В тех же 1790-х гг. на некоторое время вообще активизировалась роль православного консерватизма. В 1796 г. Екатериной II был создан комитет по цензуре, куда вошел и представитель духовного сословия, а спустя три года император Павел учредил духовную цензуру, подчинив ее Синоду. Однако конвергенция конфессий от этого практически не ослабела. Внутрицерковные сдвиги, в свою очередь, стимулировались триумфальной экспансией пиетизма и созвучной ему католической мистики, тоже широко проникавшей в Россию. Следуя «духу века», многие православные иерархи и в екатерининское, и в александровское время выказывали пиетистские склонности. «Библиотеки духовных академий и семинарий были наводнены масонской литературой как лучшими образцами богословия, – пишет Ипатова со ссылкой на работу Н.А. Державина о Лабзине. – Список подписчиков на возобновленный в 1817 г. “Сионский вестник” Лабзина – главный орган русских мистиков – начинался с императора Александра и включал длинный перечень духовных лиц, архиереев, архимандритов, ректоров академий, семинарий, университетов и т. д. <…> Православные сочинения оказывались менее доступными даже в стенах духовных академий»[36]. Необычайно популярными были также смыкавшиеся с пиетизмом произведения французской католической пиательницы, квиетистки Эжен де Ламот Гийон (1648–1717), – прежде всего ее книга «Кратчайший и легчайший способ молиться», которая у русских читателей не могла не ассоциироваться с отечественной исихастской традицией[37]. Тут можно было бы указать заодно на идеальное сходство между исихастской практикой духовного самоуглубления как «собирания ума в сердце» для мистической молитвы и наставлениями Гийон: «Надлежит наиболее стараться созывать, то есть собирать свои чувства, когда они развлекаются <…> Собирая себя в простоте сердца внутрь, мы побеждаем их самым естественным образом, не сражаясь с ними и даже не думая о них»[38].

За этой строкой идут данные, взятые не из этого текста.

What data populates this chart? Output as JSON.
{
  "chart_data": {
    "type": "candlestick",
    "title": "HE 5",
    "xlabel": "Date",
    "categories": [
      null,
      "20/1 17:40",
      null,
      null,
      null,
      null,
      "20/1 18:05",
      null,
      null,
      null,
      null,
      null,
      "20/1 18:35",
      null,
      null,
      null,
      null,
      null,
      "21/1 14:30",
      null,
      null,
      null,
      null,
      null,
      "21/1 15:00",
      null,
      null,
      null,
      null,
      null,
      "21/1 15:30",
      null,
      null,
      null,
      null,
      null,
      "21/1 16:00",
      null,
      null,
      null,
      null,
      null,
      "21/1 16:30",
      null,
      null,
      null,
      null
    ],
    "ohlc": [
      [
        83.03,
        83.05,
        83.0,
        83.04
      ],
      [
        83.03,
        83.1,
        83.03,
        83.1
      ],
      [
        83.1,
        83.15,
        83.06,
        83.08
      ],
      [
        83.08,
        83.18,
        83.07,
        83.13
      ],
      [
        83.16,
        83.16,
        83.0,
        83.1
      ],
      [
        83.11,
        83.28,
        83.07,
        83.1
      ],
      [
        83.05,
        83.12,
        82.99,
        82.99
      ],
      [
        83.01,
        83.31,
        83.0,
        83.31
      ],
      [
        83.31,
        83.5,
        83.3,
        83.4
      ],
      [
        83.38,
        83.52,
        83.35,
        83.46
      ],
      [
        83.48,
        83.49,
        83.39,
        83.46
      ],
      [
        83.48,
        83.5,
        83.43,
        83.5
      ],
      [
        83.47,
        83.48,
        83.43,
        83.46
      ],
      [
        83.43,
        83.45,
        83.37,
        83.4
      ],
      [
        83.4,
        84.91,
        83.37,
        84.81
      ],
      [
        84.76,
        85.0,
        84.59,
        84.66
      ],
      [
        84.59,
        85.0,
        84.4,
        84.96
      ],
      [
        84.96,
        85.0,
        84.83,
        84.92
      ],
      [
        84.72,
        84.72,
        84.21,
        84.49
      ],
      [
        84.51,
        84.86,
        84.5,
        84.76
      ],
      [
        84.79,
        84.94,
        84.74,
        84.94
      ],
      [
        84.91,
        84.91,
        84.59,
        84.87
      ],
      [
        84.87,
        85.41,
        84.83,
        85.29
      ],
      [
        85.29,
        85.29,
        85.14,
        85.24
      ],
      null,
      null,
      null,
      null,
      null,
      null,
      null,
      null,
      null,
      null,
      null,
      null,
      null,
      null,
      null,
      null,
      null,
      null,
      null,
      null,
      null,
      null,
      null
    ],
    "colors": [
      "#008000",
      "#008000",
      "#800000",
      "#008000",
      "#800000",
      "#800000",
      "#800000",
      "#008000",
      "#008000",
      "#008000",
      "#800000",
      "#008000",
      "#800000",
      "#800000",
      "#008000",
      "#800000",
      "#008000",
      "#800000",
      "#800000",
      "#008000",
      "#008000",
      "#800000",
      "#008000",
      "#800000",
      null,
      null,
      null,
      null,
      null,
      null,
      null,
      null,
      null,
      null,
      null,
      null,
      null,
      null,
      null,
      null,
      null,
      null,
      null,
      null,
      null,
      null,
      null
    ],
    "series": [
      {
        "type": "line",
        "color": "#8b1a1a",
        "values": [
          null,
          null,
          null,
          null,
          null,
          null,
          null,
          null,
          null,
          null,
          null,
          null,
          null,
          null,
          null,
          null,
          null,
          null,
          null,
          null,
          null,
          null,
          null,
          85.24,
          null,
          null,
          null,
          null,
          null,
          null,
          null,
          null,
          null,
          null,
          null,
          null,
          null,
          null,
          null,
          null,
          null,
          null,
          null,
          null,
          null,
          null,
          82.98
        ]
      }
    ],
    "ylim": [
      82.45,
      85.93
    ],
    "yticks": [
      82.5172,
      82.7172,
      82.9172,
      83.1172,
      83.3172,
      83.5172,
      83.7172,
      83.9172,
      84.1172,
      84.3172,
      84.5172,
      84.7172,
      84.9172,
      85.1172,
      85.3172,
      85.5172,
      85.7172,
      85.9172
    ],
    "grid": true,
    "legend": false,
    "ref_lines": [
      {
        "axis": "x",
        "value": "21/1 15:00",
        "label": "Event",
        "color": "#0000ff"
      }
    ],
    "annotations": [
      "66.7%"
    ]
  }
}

Русские масоны, со своей стороны, из патриотизма подчеркивали мнимое историческое родство греческой церкви с братством «вольных каменщиков», ссылаясь на сходство обрядов и эмблематики[39]. Красочный и дотошный масонский ритуализм, несомненно, ассоциировался у них с богатой обрядностью отечественного богослужения, содействуя тем самым популярности и расцвету всевозможных лож.